The risk calculator provided by the NHLBI incorporates only those risk factors which have been “proven” in well-controlled clinical trials to contribute significantly to cardiovascular risk: age, LDL and HDL cholesterol levels, whether one is currently a smoker, and whether one has had elevated systolic blood pressure.
Two criticisms of this risk calculator are certain to be raised, and loudly. *
The first is that the emphasis on age places many people over the age of 60 at or very near the 7.5% cutoff. And some will argue that a 7.5% cutoff itself is too liberal, and will say that a cutoff of 10% (a cutoff level that has been used in the past) would be more reasonable. So the new risk calculator will be criticized for adding “too many” people to the treatment list.
On the other hand, the risk calculator ignores several important risk factors that are widely agreed upon as being important, but which do not currently meet the panel's strict evidence-based standards. These include a sedentary lifestyle, a strong family history of premature cardiovascular disease, a prior smoking history, CRP levels, and demonstrating the presence of calcium in the coronary arteries on a coronary artery calcium scan. Including any or all of these factors in a risk calculation would further increase the number of people for whom statins are recommended.

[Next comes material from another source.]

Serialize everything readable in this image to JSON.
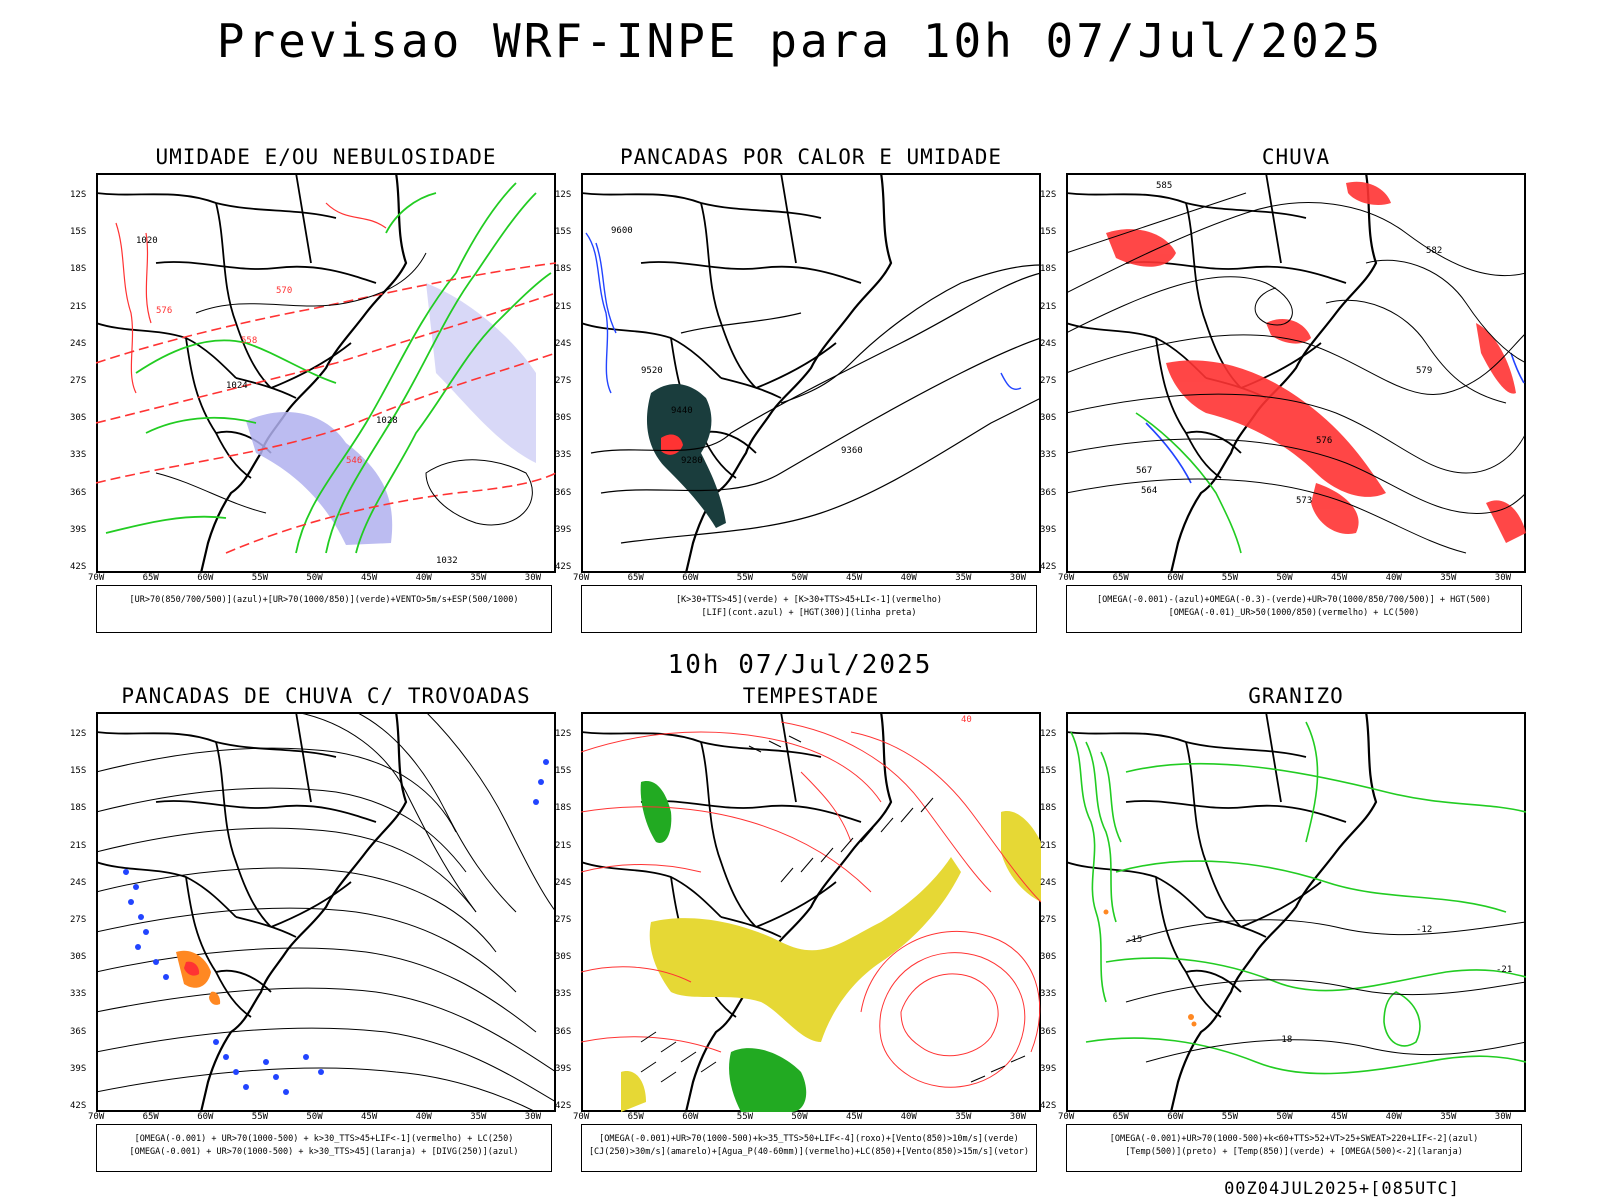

Whether you think the NHLBI risk calculator is too liberal or too conservative, odds are high that the inevitable debate will surely lead to changes in the future regarding which people ought to be included in the fourth category.
In my view, however, whether a 7.5% or a 10% 10-year cardiac risk is considered unacceptable, and whether or not additional risk factors ought to be taken into account when estimating that risk, is something that can perhaps best be determined by you yourself and your own doctor.
If I am in in categories 1, 2 or 3, my 10-year risk is extraordinarily high, and I should almost certainly opt for statin therapy, as long as I can tolerate it. But if I am close to the cutoff for category 4, I would like to decide for myself whether my level of cardiac risk is acceptable, and whether I want to take a statin drug to lower it, rather than to leave it to a government-convened panel (however expert and however well-meaning) to establish an arbitrary cutoff, which purports to make such an inherently individual decision for the entire population.
Stone NJ, Robinson J, Lichtenstein AH, et al. 2013 ACC/AHA guideline on the treatment of blood cholesterol to reduce atherosclerotic cardiovascular risk in adults: A report of the American College of Cardiology/American Heart Association. J Am Coll Cardiol 2013.